METHODS AND RESULTS: The influence of operator and center experience/expertise was studied on 30-day mortality, in-hospital major adverse cardiovascular events (a composite of in-hospital mortality and in-hospital myocardial infarction and target vessel revascularization) and in-hospital major bleeding based on access site adopted (radial versus femoral). Operator/center experience/expertise were defined by both total volume and transradial access proportion. A total of 164 395 procedures between 2012 and 2013 in the National Health Service in England and Wales were analyzed. After case-mix adjustment, transradial access was associated with an average odds reduction of 39% for 30-day mortality compared with transfemoral access (odds ratio, 0.61; 95% confidence interval, 0.55-0.68; P<0.001).
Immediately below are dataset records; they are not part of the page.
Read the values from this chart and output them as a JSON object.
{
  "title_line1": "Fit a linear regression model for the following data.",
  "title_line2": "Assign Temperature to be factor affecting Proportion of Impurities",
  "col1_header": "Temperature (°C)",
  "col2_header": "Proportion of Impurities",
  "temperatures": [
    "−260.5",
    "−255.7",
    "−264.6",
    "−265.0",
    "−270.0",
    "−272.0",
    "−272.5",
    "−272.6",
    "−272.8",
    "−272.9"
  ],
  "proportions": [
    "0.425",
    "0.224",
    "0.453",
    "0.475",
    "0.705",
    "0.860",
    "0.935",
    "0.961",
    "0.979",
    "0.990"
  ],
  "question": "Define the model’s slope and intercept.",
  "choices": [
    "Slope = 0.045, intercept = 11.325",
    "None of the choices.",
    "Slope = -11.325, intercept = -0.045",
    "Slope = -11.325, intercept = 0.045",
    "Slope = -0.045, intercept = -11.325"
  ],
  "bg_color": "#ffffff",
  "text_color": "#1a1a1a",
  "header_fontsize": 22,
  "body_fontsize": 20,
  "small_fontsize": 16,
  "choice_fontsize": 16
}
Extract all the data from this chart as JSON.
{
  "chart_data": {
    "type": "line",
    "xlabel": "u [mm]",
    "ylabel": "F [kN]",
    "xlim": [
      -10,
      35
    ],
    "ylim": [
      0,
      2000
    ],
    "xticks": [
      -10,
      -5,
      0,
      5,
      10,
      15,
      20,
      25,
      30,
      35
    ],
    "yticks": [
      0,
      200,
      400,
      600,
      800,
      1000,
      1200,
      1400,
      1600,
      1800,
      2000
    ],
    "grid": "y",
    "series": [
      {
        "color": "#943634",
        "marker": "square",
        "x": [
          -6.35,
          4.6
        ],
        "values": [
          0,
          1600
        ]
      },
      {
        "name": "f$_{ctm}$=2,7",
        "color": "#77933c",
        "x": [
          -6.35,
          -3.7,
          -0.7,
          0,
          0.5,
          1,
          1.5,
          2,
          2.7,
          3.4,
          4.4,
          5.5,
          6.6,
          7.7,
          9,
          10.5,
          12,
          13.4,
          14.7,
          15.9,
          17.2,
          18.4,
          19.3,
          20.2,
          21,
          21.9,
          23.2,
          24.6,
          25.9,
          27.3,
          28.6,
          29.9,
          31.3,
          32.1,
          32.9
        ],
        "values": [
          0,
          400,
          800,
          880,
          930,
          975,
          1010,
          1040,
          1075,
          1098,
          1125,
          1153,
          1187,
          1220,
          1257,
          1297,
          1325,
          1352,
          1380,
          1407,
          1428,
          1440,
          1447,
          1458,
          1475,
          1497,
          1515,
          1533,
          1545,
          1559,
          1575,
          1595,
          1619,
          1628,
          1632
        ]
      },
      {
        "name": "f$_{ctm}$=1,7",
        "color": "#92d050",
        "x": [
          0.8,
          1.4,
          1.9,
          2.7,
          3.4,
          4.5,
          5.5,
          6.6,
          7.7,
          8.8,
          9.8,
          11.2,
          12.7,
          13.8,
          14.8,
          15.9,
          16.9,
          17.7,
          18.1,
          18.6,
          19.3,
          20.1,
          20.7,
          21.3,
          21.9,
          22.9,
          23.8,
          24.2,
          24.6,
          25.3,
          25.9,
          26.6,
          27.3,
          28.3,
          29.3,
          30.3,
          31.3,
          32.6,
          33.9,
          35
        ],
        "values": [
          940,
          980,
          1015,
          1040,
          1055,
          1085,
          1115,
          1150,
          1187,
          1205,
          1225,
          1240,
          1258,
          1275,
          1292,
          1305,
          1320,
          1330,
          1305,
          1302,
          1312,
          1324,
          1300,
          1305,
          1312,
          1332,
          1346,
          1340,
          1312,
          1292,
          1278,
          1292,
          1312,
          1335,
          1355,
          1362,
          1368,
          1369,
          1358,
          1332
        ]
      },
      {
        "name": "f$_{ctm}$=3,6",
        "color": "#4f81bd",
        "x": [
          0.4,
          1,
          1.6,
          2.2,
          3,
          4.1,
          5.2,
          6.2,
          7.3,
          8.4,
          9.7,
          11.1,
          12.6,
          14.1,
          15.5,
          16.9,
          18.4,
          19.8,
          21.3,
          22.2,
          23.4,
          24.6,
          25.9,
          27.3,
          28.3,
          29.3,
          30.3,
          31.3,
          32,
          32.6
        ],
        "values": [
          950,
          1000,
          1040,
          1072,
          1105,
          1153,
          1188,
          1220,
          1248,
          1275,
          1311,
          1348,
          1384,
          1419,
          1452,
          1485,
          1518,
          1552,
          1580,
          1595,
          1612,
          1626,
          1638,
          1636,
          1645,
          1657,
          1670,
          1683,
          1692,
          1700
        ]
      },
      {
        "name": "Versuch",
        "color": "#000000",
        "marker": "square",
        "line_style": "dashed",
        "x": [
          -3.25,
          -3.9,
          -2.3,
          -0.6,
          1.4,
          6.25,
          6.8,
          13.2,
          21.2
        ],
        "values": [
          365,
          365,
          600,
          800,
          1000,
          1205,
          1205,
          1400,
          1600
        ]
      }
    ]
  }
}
The magnitude of this risk reduction was modified by increases in total procedural volume and radial proportion at the operator level (odds ratio reduction of 11% per 100 extra procedures, 95% confidence interval, 3%-19%; odds ratio reduction of 6% per 10%-point increase in radial proportion, 95% confidence interval, 1%-11%) with no significant impact of operator radial volume, center total volume, center radial volume, and center radial proportion.
CONCLUSIONS: The lower mortality associated with transradial access adoption relates to both the total procedural volume and the proportion of procedures undertaken radially by operator, with operators undertaking the greatest proportion of their procedures radially having the largest relative reduction in mortality risk.